Recent ICAC Cases

Jul 2022
Woman charged by ICAC admits using false academic document to renew insurance agent registration

A woman, charged by the ICAC, today (July 28) admitted at the Eastern Magistrates’ Courts that she had used a false academic document to renew her insurance agent registration.

Jia Yueping, 57, former insurance agent of AXA China Region Insurance Company Limited (AXA), who was charged last night (July 27), pleaded guilty to one count of conspiracy to use a false instrument, contrary to Sections 73 and 159A of the Crimes Ordinance.

Principal Magistrate Ms Ada Yim Shun-yee adjourned the case to September 9 for sentence, pending the defendant’s probation and community service order reports. The defendant was granted cash bail.

At the material time, all insurance agents were required to register and renew their registrations with the Hong Kong Federation of Insurers (HKFI). According to its regulations, insurance agents were required to complete Form 5 secondary education or its equivalent.

The court heard that in a job application made to AXA in February 2013, the defendant stated that she graduated from a secondary school in the Mainland in 1982. A copy of her graduation certificate purportedly issued by the school was submitted to the HKFI through AXA. Upon registration with the HKFI, she joined AXA as an insurance agent in the same month.

In mid-December 2018, the defendant’s registration with the HKFI was due for renewal and she submitted another graduation certificate purportedly issued by another secondary school in the Mainland in 1982 to the HKFI. The registration was not renewed due to the overlapping studying period stated in the two graduation certificates.

AXA subsequently requested the defendant to account for the matter. She then submitted a letter purportedly issued by an education authority of the Mainland certifying that she graduated from the two secondary schools, which were respectively an evening school and a daytime school.

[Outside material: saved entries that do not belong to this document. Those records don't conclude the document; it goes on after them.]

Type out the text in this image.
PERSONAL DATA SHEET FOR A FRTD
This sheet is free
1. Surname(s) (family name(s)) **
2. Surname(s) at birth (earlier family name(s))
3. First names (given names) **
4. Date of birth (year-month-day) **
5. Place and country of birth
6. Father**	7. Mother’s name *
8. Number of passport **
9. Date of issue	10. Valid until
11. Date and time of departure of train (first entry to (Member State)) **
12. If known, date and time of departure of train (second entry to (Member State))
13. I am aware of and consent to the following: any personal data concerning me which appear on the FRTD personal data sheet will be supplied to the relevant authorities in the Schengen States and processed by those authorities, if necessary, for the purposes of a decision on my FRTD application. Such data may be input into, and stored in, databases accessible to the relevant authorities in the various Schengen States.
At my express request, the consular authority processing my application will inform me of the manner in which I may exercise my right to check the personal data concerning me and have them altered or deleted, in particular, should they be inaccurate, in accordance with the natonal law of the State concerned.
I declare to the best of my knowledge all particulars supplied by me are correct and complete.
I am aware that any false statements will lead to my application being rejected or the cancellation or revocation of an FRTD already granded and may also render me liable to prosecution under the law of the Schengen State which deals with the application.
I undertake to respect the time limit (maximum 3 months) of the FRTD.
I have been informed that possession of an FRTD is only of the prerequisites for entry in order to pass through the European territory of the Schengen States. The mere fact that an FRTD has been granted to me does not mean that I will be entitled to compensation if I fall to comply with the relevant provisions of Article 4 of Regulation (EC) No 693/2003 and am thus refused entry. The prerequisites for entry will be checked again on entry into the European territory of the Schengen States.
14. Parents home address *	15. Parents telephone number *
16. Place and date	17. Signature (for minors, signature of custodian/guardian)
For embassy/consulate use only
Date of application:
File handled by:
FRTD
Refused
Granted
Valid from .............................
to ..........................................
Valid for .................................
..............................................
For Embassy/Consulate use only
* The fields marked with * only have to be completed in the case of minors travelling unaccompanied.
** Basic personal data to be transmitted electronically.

In the belief that the information in the letter was true, AXA submitted a copy of the letter to the HKFI, which subsequently renewed the defendant’s registration. Had AXA known that the letter was false, the insurer would not have processed it and submitted it to the HKFI for renewing the defendant’s registration.

The defendant admitted that she had conspired with her up-line manager to use the above false letter.

The ICAC investigation arose from a corruption complaint. The HKFI and AXA had rendered full assistance to the Commission during its investigation into the case.

The prosecution was today represented by ICAC officer Beta Leung.